McKeague worked as general counsel, and has been a member of, the State Central Committee of the Michigan Republican Party from 1985 until 1992; he served on numerous political committees, including the National Steering Committee for Lawyers for Bush.

Henry Saad, nominated to the 6th Circuit Court

He built his legal career on defending major corporations from sexual harassment and discrimination lawsuits.

As a labor and employment lawyer in Michigan working for the firm Dickinson Wright, Saad focused largely on defending corporations -- including Ford Motor Co., General Electric and Eli Lilly & Co. -- with a focus on averting sexual harassment and discrimination lawsuits. Critics have questioned whether his history representing major corporations has influenced his judicial track record on labor rights and personal injury on the Michigan State Court of Appeals, where Saad has sat since 1994. In a 1997 personal-injury case, Judge Saad dissented from the majority's ruling in favor of a plaintiff who had been severely injured in an automobile accident caused by the defendant's admitted negligent operation of her car.
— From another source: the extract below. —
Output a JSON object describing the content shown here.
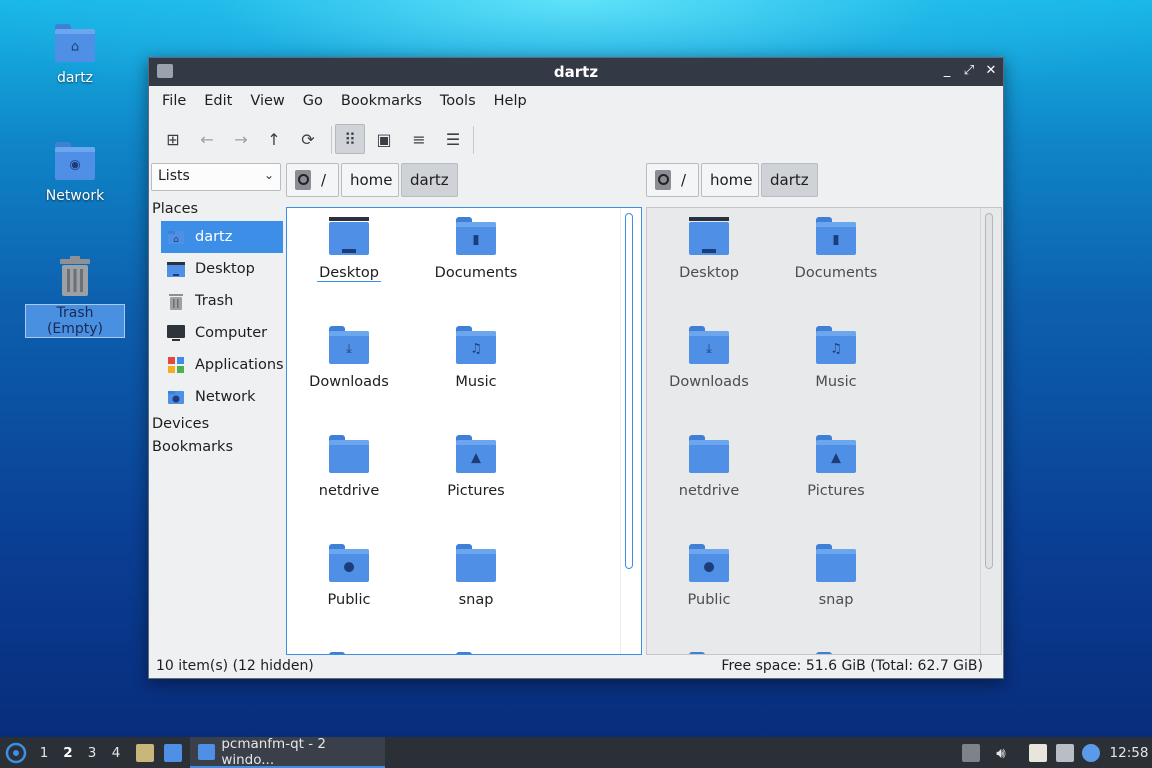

His colleagues in the majority criticized Saad's dissent as judicial activism, "reading language into the statutes that is not there and impermissibly steps into legislative territory." On the other hand, Saad authored two legal journal articles in the mid-1980s defending the rights of employees afflicted with AIDS to be free from discrimination in the workplace.

Democratic objections to Saad's nomination are more a matter of principle than an objection to his judicial record. Michigan's two senators, Carl Levin and Debbie Stabenow, blocked his nomination in part because Republicans would not allow votes on two of President's Clinton's judicial nominees, and to protest President Bush's breaking with a tradition of consulting with home-state senators about nominees to their district courts. Saad has been active in Republican politics, as co-chair of Michigan Lawyers for Reagan-Bush 1984, Michigan Lawyers for Bush-Quayle 1988, and Michigan Lawyers for Engler for Governor in 1990. He contributed $2,000 to George W. Bush's 2004 reelection campaign.